- Interactive map of Yangambi Biosphere Reserve
- Location: Tshopo Province, Democratic Republic of the Congo
- Nearest city: Yangambi
- Area: 2,350 km^{2} (910 sq mi)
- Designation: Biosphere reserve (national) UNESCO-MAB Biosphere Reserve (international)
- Designated: 1976 (international)

= Yangambi Biosphere Reserve =

Reserve in the Democratic Republic of Congo

Yangambi Biosphere Reserve is a protected area in the Democratic Republic of the Congo. It is located in Tshopo province.

==Geography==
Yangambi Biosphere Reserve lies north of the Congo River within the Congo River Basin. It is west of the city of Kisangani.

==Flora and fauna==
Plant communities within the Yangambi Biosphere Reserve vary based on rainfall, soils, and human disturbance. They include secondary forests with Pycnanthus angolensis and Fagara macrophylla, semi-deciduous secondary rain forests, rain forests with Gilbertiodendron dewevrei, climax forests with Brachystegia laurentii and swamp forests.

The reserve is important for its biodiversity It is home to 32,000 tree species. Endangered and threatened tree species in the reserve include afrormosia (Pericopsis elata), iroko (Milicia excelsa), ilomba (Pycnanthus angolensis), and sapelli (Entandrophragma cylindricum).

It was also once home to African forest elephants (Loxodonta cyclotis), but they have now disappeared locally. In 2018, a study confirmed the presence of common chimpanzees (Pan troglodytes) in the area.

==Conservation==
The protected area was designated in 1939, covering 235,000 hectares.
Yangambi was declared a Biosphere Reserve in 1976, part of UNESCO’s Man and the Biosphere Programme (MAB).

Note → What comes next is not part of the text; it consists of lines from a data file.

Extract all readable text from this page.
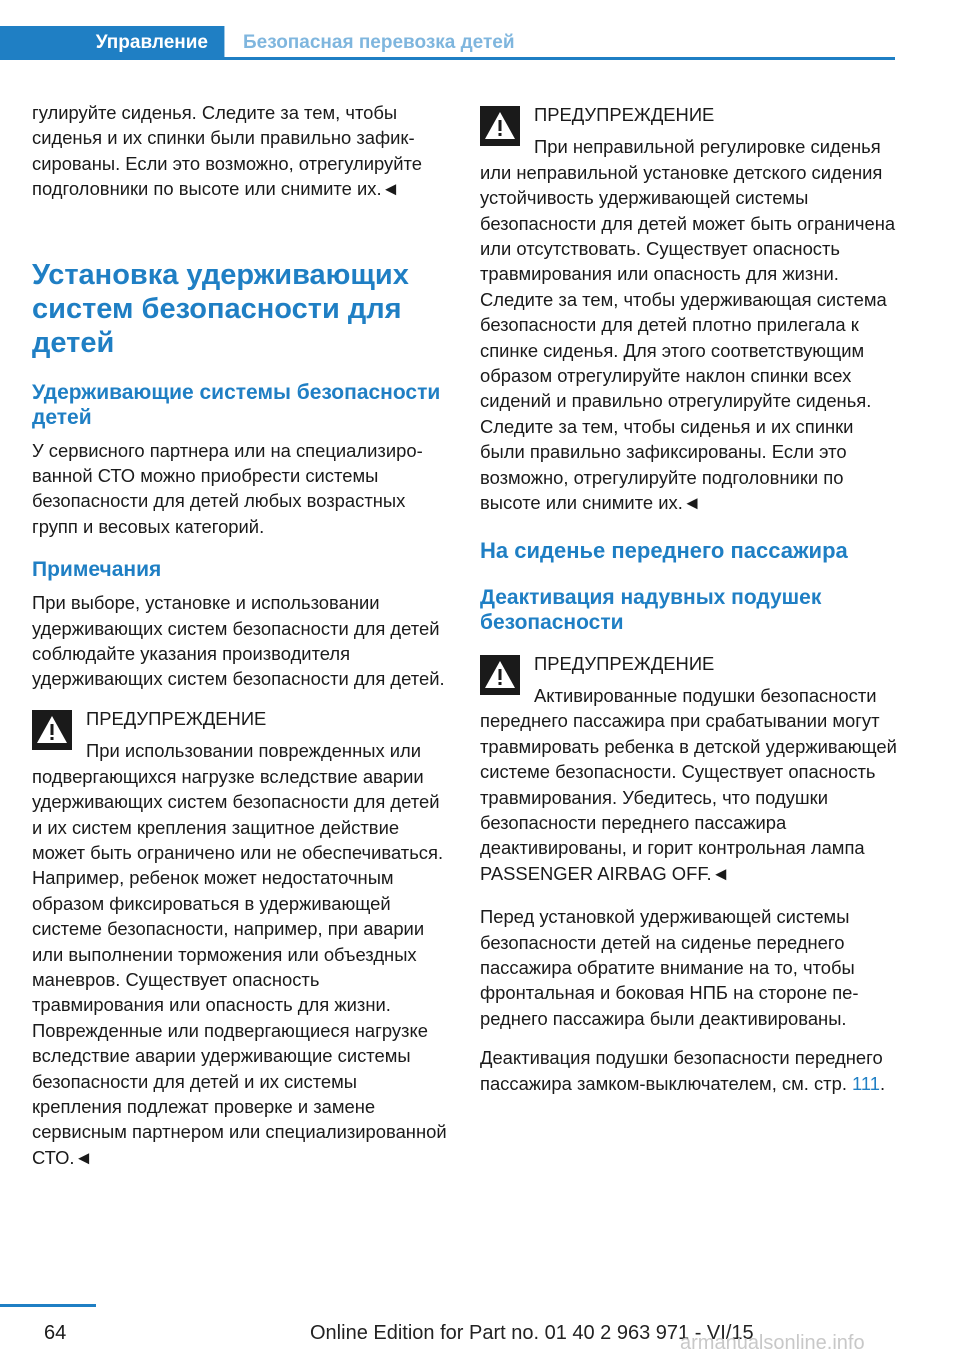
Управление	Безопасная перевозка детей

гулируйте сиденья. Следите за тем, чтобы сиденья и их спинки были правильно зафиксированы. Если это возможно, отрегулируйте подголовники по высоте или снимите их.◄

Установка удерживающих систем безопасности для детей
Удерживающие системы безопасности детей

У сервисного партнера или на специализированной СТО можно приобрести системы безопасности для детей любых возрастных групп и весовых категорий.

Примечания

При выборе, установке и использовании удерживающих систем безопасности для детей соблюдайте указания производителя удерживающих систем безопасности для детей.

ПРЕДУПРЕЖДЕНИЕ

При использовании поврежденных или подвергающихся нагрузке вследствие аварии удерживающих систем безопасности для детей и их систем крепления защитное действие может быть ограничено или не обеспечиваться. Например, ребенок может недостаточным образом фиксироваться в удерживающей системе безопасности, например, при аварии или выполнении торможения или объездных маневров. Существует опасность травмирования или опасность для жизни. Поврежденные или подвергающиеся нагрузке вследствие аварии удерживающие системы безопасности для детей и их системы крепления подлежат проверке и замене сервисным партнером или специализированной СТО.◄

ПРЕДУПРЕЖДЕНИЕ

При неправильной регулировке сиденья или неправильной установке детского сидения устойчивость удерживающей системы безопасности для детей может быть ограничена или отсутствовать. Существует опасность травмирования или опасность для жизни. Следите за тем, чтобы удерживающая система безопасности для детей плотно прилегала к спинке сиденья. Для этого соответствующим образом отрегулируйте наклон спинки всех сидений и правильно отрегулируйте сиденья. Следите за тем, чтобы сиденья и их спинки были правильно зафиксированы. Если это возможно, отрегулируйте подголовники по высоте или снимите их.◄

На сиденье переднего пассажира
Деактивация надувных подушек безопасности

ПРЕДУПРЕЖДЕНИЕ

Активированные подушки безопасности переднего пассажира при срабатывании могут травмировать ребенка в детской удерживающей системе безопасности. Существует опасность травмирования. Убедитесь, что подушки безопасности переднего пассажира деактивированы, и горит контрольная лампа PASSENGER AIRBAG OFF.◄

Перед установкой удерживающей системы безопасности детей на сиденье переднего пассажира обратите внимание на то, чтобы фронтальная и боковая НПБ на стороне переднего пассажира были деактивированы.

Деактивация подушки безопасности переднего пассажира замком-выключателем, см. стр. 111.

64	Online Edition for Part no. 01 40 2 963 971 - VI/15
armanualsonline.info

Human activities in the reserve include agriculture, hunting, fishing, making canoes, and gold mining. The forest is used for research and experiments in forestry and forest regeneration. Illegal activities, including logging and resource extraction, also take place in the reserve, and illegal hunting has depleted much of the local wildlife.